Prove that the sequence $012345678910111213...$ (all non-negative integers written one by one in natural order) is not periodic.
I want to know the shortest and most elegant way to prove it. Can you help?
My proof:
Assume the sequence is periodic. Let $A$ be periodic subsequence with length $p$. Let $n$ be position of first occurrence of $A$. $A$ must contain at least 2 different digits, otherwise the tail of original sequence contains only single digit which is impossible, because any 2 consecutive integers have at least one different digit - last one. Let us take number $n$ such that it has only single digit in decimal notation, number of digits is more than $2p-1$ and it is more than a number that a digit at position $p + n - 1$ belongs to. We will get the contradiction proving that $n$ can not have all different digits because decimal notation of $n$ contains $A$. It is equivalent to the following lemma:
Lemma. Non-negative integers $n$ are colored: $1,2,..,k$ have color A; $k+1,k+2,..,2k$ have color B, etc. Prove that any $2k-1$ subsequent integers contains $k$ integers of the same color.

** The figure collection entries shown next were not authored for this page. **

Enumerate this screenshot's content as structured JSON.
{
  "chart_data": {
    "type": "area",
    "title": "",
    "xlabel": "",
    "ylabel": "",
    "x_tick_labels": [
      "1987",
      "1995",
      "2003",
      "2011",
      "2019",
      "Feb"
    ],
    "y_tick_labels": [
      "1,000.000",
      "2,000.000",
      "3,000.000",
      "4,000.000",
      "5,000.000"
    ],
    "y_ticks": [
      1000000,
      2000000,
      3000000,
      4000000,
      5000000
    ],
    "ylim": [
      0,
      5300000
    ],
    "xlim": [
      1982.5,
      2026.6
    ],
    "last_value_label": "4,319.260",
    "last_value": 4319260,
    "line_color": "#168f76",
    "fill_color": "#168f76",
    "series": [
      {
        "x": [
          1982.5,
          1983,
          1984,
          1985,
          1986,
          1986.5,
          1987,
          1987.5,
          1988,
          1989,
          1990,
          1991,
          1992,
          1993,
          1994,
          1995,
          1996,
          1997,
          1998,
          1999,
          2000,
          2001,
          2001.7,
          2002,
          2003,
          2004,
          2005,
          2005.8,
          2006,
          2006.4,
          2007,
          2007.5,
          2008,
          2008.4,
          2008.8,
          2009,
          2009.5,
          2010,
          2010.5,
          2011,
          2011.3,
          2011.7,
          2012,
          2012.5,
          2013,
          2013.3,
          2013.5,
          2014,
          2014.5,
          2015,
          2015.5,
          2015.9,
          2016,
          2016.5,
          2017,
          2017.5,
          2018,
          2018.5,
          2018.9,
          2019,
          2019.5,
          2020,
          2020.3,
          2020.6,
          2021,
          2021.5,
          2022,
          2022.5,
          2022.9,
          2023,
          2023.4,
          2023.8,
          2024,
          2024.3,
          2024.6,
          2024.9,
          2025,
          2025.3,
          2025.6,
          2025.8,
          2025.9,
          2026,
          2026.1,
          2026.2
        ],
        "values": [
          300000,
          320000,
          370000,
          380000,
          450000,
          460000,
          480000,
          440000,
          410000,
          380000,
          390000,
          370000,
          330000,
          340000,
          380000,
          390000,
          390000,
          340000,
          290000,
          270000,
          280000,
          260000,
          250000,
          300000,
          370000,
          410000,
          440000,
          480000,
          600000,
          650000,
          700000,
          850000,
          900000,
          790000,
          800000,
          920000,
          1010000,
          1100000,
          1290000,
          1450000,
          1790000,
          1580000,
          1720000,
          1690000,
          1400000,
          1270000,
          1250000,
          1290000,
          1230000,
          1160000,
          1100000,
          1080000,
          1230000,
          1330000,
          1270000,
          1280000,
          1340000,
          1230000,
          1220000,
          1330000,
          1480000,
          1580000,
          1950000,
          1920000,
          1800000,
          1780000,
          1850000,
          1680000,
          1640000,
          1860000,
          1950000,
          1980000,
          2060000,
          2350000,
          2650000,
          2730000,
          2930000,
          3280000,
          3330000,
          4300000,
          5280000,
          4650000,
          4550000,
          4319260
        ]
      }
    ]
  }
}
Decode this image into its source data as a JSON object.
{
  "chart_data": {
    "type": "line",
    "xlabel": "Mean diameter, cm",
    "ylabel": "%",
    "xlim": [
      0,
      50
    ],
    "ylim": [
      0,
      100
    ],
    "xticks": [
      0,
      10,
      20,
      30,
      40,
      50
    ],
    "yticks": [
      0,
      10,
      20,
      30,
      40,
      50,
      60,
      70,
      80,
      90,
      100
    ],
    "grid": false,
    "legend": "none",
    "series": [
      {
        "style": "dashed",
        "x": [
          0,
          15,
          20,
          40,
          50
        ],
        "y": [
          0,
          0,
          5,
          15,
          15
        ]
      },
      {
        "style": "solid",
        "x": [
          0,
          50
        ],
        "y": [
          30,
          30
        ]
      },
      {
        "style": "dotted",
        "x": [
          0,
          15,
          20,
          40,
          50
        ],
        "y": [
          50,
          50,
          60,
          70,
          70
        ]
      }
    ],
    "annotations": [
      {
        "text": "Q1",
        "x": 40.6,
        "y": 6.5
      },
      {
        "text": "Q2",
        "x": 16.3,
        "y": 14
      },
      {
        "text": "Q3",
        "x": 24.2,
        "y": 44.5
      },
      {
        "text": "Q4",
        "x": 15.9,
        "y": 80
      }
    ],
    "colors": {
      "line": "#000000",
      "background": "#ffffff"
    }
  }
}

Proof. Let $c$ be number of different colors in subseqnece of $2k-1$ integers. If $c>2$ we immediately get desired subsequence - just take a subsequence with a color different from the colors of first and last elements. If $c=2$ we can note that there are only 2 ways to choose $2k-1$ subsequent integers from from $2k$ subsequent integers and in both cases it is clear that lemma is true, because first $k$ or last $k$ elements have the same color.
Shortest proof I could think of: let the period be $k$, then $10^k$ contains $k$ sequential $0$s and thus all digits in the sequence are $0$s - which is absurd.